GUIZOT Elisabeth Charlotte Pauline, née de MEULAN (1773-1827)
France

gravure dans son livre Essai de littérature et de morale, 1804

Elisabeth Charlotte Pauline de Meulan voit le jour en 1773. Son père est receveur général de la généralité de Paris. Il se plait au commerce des gens de lettre et savants, et sa maison s’ouvre à une société brillante et spirituelle. Ce milieu ne parait pas d’abord exercer sur l’esprit de Mme de Meulan une grande influence, mais sa passivité n’est qu’à la surface. En effet, elle montre tout à coup une femme supérieure sous le choc de ses malheurs de famille.

Son père meurt ruiné, laissant la tristesse, la gêne, une veuve, trois fils et deux filles. Pauline, l’aînée, devient la véritable chef de famille. Elle concentre sur ses nouveaux devoirs la puissance soudainement éclose de ses facultés. Pauline lutte contre tous les obstacles avec une grande énergie et avec une persévérance qui finit le plus souvent par dompter la mauvaise fortune.

Elle prend toujours les partis les plus courageux et rassure les siens par sa sérénité et sa sollicitude. Obligée de quitter Paris en 1794, avec sa famille, en vertu d’une loi générale, elle se réfugie à Passy. Dans le calme de sa retraite, elle apprend à mieux connaître toutes les ressources de son esprit, et l’activité de sa pensée la consolide de son isolement.

Elle s’occupe de nouvelles études. Elle médite les livres les plus sérieux de philosophie et de morale, se formant sur toutes les questions des idées personnelles. Pauline prend l’habitude d’écrire en mettant en ordre ses pensées. Frappées des qualités de son esprit et de son style, d’anciens amis de ses parents lui conseillent de tirer parti de son talent.
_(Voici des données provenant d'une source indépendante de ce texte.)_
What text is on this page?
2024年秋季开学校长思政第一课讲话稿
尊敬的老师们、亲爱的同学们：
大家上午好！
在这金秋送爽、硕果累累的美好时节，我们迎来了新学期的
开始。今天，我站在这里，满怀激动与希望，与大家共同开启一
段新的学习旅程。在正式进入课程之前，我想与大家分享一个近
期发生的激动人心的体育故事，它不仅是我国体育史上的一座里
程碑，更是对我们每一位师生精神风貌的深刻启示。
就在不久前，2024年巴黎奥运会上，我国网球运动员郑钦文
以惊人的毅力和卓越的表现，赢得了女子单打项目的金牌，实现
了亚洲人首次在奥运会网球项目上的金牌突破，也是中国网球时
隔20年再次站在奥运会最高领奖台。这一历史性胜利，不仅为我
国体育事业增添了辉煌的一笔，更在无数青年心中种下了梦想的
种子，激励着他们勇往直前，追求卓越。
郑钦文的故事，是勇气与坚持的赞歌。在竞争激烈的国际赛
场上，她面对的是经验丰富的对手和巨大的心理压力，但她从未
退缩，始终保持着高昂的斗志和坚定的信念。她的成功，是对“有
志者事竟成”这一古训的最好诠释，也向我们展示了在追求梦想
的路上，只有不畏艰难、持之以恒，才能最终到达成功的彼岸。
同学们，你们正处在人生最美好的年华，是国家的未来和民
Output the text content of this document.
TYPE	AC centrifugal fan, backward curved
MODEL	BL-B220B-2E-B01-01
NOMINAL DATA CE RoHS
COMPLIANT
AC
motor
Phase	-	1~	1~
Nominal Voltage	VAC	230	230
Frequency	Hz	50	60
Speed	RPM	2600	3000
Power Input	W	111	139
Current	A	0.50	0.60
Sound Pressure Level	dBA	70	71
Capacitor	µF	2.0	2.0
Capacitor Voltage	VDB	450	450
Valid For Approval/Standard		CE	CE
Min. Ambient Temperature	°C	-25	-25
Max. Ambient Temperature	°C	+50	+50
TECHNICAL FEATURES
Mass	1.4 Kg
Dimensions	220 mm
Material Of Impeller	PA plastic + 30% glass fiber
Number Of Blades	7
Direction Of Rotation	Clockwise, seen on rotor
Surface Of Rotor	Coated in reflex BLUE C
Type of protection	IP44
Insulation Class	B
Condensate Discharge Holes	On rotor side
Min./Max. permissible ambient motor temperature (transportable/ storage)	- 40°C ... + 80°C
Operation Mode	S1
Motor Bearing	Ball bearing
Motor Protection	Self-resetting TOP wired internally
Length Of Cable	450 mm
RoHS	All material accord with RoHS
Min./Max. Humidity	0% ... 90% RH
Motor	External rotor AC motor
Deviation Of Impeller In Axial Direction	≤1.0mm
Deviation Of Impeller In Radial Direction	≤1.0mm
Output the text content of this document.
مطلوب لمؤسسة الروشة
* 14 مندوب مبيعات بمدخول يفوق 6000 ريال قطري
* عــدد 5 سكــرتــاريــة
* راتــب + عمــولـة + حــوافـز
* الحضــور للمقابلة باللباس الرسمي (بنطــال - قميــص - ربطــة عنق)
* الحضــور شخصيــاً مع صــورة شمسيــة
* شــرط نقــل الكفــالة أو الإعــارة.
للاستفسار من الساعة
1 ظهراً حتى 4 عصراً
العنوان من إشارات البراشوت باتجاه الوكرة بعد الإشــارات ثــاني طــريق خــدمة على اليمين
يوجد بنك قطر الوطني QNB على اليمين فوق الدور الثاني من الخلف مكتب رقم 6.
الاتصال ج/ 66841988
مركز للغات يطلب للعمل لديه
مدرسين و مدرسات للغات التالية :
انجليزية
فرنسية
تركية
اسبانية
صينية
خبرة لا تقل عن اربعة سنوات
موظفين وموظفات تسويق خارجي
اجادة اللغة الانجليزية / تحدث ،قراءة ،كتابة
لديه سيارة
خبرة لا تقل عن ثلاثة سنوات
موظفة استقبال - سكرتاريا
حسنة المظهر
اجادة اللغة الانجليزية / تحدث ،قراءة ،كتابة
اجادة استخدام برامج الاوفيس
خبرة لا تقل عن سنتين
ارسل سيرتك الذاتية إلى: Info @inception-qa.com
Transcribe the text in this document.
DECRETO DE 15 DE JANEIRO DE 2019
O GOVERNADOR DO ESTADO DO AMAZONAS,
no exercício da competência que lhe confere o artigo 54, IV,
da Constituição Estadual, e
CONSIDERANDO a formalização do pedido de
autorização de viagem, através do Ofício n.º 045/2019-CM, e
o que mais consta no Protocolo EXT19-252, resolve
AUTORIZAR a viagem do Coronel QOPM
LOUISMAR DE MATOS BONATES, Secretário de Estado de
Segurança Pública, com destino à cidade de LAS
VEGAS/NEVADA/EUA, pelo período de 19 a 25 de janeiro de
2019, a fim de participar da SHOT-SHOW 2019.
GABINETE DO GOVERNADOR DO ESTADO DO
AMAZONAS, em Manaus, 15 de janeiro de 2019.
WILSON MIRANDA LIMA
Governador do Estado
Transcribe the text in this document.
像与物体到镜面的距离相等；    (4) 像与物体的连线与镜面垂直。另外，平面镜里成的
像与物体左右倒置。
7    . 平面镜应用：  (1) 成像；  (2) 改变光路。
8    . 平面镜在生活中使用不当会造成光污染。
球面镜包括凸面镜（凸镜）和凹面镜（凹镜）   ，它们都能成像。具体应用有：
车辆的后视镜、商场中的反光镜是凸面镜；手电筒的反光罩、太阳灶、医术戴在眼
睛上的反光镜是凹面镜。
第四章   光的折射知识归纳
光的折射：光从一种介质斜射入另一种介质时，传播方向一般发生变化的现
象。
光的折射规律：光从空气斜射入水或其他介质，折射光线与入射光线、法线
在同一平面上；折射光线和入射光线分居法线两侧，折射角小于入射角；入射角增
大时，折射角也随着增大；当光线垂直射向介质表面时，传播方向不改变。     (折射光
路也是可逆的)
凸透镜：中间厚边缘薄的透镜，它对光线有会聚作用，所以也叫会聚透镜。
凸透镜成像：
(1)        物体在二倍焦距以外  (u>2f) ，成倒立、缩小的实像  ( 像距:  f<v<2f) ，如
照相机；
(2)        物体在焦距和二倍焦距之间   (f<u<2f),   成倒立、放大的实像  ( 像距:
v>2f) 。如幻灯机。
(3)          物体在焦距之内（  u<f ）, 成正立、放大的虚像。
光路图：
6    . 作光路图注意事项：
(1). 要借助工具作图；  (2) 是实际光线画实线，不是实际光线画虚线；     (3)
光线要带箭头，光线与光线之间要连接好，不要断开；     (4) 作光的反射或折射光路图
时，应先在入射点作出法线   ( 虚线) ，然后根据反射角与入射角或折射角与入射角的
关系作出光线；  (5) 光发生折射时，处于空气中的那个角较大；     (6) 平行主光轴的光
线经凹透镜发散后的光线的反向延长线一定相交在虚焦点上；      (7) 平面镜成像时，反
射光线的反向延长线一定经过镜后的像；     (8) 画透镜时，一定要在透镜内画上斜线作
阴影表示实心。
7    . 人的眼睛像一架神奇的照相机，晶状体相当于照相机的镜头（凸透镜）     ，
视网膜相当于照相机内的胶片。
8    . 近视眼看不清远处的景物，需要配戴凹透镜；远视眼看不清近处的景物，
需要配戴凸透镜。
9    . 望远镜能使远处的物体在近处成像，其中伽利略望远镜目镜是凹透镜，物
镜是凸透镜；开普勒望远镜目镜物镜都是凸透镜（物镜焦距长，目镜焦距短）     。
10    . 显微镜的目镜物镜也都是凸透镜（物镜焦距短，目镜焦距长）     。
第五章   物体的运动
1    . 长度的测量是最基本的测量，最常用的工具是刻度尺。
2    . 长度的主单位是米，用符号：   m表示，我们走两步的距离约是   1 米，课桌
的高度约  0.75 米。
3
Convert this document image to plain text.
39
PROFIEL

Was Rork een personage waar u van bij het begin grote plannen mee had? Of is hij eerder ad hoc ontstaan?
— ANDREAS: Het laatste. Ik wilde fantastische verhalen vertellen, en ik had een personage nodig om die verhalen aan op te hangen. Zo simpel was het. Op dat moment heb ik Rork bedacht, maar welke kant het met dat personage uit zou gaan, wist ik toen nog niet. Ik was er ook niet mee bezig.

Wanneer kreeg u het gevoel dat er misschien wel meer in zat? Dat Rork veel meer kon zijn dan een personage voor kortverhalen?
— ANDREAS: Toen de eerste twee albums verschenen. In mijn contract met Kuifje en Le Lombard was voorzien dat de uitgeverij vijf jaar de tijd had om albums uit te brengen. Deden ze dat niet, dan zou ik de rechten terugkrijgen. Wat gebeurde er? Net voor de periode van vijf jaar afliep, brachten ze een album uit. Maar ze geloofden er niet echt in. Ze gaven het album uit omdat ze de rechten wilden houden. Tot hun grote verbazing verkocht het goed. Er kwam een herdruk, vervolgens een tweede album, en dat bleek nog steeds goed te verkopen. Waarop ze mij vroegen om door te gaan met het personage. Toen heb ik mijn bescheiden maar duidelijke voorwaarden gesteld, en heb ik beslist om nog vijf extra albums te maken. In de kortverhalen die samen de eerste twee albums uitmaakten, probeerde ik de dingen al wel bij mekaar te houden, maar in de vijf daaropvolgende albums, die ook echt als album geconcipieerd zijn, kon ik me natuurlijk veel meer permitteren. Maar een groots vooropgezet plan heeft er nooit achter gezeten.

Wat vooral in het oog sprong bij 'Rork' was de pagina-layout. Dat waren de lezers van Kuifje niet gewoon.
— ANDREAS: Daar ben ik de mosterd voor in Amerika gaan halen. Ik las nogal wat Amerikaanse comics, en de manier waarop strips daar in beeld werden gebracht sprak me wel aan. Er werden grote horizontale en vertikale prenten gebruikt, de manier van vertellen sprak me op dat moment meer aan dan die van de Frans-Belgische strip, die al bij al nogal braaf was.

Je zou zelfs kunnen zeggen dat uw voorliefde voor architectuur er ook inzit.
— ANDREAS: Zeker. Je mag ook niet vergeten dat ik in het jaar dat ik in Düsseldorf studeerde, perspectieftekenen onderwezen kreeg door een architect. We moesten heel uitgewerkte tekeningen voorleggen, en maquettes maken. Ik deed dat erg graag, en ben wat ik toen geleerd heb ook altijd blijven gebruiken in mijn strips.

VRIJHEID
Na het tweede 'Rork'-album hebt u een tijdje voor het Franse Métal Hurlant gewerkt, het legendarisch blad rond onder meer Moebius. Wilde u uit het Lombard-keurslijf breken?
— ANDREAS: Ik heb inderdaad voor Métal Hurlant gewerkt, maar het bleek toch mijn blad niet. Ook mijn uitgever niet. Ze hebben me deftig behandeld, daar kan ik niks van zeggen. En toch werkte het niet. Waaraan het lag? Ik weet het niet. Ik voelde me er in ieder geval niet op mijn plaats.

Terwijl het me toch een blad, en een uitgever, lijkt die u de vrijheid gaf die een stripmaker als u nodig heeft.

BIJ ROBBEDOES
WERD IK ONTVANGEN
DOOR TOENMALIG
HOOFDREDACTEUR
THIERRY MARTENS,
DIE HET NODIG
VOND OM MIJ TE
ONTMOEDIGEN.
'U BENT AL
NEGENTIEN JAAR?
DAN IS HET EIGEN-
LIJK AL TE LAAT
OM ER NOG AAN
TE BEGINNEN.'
Le travail intellectuel, qui n’avait jusque-là pour Mme de Meulan que la satisfaction d’un besoin de son esprit, devient une ressource pour améliorer le sort de sa famille. Un premier roman, « Contradiction », fait connaître son nom. Un second, « La chapelle d’Ayton », est publié peu de temps après. Pauline collabore au Publiciste, journal d’allures philosophiques timides, mais indépendantes.

Les innombrables articles qu’elle publie sur la littérature, la société, les spectacles, la mettent au rang des meilleurs écrivains de l’époque. Vers 1807, Pauline rencontre M. Guizot qui l’aide.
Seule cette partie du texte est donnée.